Bridging from Cells to Cognition in Autism Pathophysiology: Biological Pathways to Defective Brain Function and Plasticity

American Journal of Biochemistry and Biotechnology 4 (2): 167-176, 2008

Bridging from Cells to Cognition in Autism Pathophysiology: Biological Pathways to Defective Brain Function and Plasticity

Matthew P. Anderson, Brian S. Hooker and Martha R. Herbert

Departments of Neurology and Pathology, Harvard Medical School/Beth Israel Deaconess Medical Center, Harvard Institutes of Medicine, High Throughput Biology Team, Fundamental Science Directorate, Pacific Northwest National Laboratory, Pediatric Neurology/Center for Morphometric Analysis, Massachusetts General Hospital/Harvard Medical School, and Center for Child and Adolescent Development, Cambridge Health Alliance/Harvard Medical School

Abstract

We review evidence to support a model where the disease process underlying autism may begin when an in utero or early postnatal environmental, infectious, seizure, or autoimmune insult triggers an immune response that increases reactive oxygen species (ROS) production in the brain that leads to DNA damage (nuclear and mitochondrial) and metabolic enzyme blockade and that these inflammatory and oxidative stressors persist beyond early development (with potential further exacerbations), producing ongoing functional consequences.
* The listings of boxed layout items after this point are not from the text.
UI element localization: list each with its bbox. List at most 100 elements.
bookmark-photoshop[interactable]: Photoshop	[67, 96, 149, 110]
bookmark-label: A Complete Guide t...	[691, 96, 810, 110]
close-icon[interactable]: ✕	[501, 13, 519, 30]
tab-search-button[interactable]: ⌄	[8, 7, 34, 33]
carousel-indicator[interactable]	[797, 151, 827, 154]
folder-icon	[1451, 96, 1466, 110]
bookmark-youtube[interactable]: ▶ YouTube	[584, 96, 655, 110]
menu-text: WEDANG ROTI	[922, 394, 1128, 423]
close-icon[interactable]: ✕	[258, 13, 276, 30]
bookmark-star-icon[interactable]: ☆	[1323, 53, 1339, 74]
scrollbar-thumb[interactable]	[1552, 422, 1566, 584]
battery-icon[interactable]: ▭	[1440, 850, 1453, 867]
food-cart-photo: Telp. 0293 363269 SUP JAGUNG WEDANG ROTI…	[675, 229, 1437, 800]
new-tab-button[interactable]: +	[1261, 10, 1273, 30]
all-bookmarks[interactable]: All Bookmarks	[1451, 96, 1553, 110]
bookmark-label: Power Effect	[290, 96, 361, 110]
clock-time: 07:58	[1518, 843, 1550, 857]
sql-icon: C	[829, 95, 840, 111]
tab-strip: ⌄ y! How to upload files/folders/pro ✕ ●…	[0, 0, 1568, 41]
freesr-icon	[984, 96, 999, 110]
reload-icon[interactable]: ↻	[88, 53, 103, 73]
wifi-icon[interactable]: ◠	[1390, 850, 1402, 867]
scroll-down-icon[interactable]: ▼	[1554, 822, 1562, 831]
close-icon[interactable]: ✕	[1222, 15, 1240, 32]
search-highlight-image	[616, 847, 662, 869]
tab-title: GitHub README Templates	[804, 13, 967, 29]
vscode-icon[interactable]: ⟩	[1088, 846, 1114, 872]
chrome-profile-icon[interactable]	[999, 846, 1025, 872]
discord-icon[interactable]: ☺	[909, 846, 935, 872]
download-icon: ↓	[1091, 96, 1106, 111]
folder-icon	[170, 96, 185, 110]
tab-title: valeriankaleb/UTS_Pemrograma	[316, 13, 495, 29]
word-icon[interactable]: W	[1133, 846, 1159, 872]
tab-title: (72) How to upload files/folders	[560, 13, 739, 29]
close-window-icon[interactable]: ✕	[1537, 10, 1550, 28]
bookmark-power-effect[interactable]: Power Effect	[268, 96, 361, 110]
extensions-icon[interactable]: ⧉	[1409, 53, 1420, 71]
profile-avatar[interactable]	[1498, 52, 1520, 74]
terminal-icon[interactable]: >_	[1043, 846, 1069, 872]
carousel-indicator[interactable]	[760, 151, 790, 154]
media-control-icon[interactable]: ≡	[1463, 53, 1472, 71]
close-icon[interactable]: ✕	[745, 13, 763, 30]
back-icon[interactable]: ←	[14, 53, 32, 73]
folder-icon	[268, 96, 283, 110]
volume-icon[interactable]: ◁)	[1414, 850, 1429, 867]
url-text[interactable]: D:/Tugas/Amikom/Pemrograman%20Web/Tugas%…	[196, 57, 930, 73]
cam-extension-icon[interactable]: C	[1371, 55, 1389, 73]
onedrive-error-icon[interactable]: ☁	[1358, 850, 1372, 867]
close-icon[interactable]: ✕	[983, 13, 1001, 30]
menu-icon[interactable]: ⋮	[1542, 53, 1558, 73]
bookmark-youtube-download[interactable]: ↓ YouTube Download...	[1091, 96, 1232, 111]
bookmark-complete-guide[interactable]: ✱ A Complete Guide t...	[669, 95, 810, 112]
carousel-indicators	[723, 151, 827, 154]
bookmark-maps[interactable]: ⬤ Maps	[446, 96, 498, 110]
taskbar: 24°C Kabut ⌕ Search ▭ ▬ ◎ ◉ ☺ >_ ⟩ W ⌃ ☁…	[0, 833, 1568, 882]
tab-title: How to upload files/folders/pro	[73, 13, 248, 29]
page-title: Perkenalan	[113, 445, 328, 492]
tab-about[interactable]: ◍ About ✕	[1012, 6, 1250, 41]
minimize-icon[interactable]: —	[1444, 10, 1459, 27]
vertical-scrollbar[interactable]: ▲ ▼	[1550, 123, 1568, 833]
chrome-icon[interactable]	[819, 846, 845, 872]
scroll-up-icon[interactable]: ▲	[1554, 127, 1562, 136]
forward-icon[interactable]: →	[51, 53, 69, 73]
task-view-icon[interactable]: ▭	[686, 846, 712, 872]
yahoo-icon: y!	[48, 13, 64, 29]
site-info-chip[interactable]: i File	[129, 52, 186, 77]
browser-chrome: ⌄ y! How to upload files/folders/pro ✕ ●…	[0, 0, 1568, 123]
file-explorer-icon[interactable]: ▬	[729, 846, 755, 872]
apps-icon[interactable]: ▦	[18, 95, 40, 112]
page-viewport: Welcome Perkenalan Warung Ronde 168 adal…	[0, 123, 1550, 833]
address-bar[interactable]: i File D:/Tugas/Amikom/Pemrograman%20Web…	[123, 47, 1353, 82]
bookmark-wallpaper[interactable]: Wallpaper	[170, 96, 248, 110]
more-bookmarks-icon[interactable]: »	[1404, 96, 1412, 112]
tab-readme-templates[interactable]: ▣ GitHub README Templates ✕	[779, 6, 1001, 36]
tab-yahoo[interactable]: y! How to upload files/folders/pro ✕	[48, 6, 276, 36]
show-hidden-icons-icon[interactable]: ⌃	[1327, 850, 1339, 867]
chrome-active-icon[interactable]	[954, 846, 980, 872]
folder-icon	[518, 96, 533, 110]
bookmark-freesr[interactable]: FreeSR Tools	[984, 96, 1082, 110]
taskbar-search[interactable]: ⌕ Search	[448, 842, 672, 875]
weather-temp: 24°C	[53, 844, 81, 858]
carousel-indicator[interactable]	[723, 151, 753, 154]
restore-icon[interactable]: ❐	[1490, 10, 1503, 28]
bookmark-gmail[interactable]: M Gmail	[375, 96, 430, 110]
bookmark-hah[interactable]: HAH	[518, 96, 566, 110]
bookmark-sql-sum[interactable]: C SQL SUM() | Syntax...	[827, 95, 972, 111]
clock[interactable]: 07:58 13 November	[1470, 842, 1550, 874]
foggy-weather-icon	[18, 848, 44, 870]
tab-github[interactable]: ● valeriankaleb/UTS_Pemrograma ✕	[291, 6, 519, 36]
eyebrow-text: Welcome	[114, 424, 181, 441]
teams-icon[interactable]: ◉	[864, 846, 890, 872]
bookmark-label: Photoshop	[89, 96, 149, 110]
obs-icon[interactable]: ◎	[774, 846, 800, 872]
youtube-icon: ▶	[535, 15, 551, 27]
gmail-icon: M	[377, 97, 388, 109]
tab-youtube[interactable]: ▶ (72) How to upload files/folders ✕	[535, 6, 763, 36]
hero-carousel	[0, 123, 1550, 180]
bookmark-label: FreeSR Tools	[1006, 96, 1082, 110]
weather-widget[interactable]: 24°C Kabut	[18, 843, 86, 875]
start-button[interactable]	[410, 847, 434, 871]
In organs with a high metabolic demand such as the central nervous system, the continued use of mitochondria with damaged DNA and impaired metabolic enzyme function may generate additional ROS which will cause persistent activation of the innate immune system leading to more ROS production. Such a mechanism would self-sustain and possibly progressively worsen. The mitochondrial dysfunction and altered redox signal transduction pathways found in autism would conspire to activate both astroglia and microglia. These activated cells can then initiate a broad-spectrum proinflammatory gene response. Beyond the direct effects of ROS on neuronal function, receptors on neurons that bind the inflammatory mediators may serve to inhibit neuronal signaling to protect them from excitotoxic damage during various pathologic insults (e.g., infection). In autism, over-zealous neuroinflammatory responses could not only influence neural developmental processes, but may more significantly impair neural signaling involved in cognition in an ongoing fashion. This model makes specific predictions in patients and experimental animal models and suggests a number of targets sites of intervention. Our model of potentially reversible pathophysiological mechanisms in autism motivates our hope that effective therapies may soon appear on the horizon.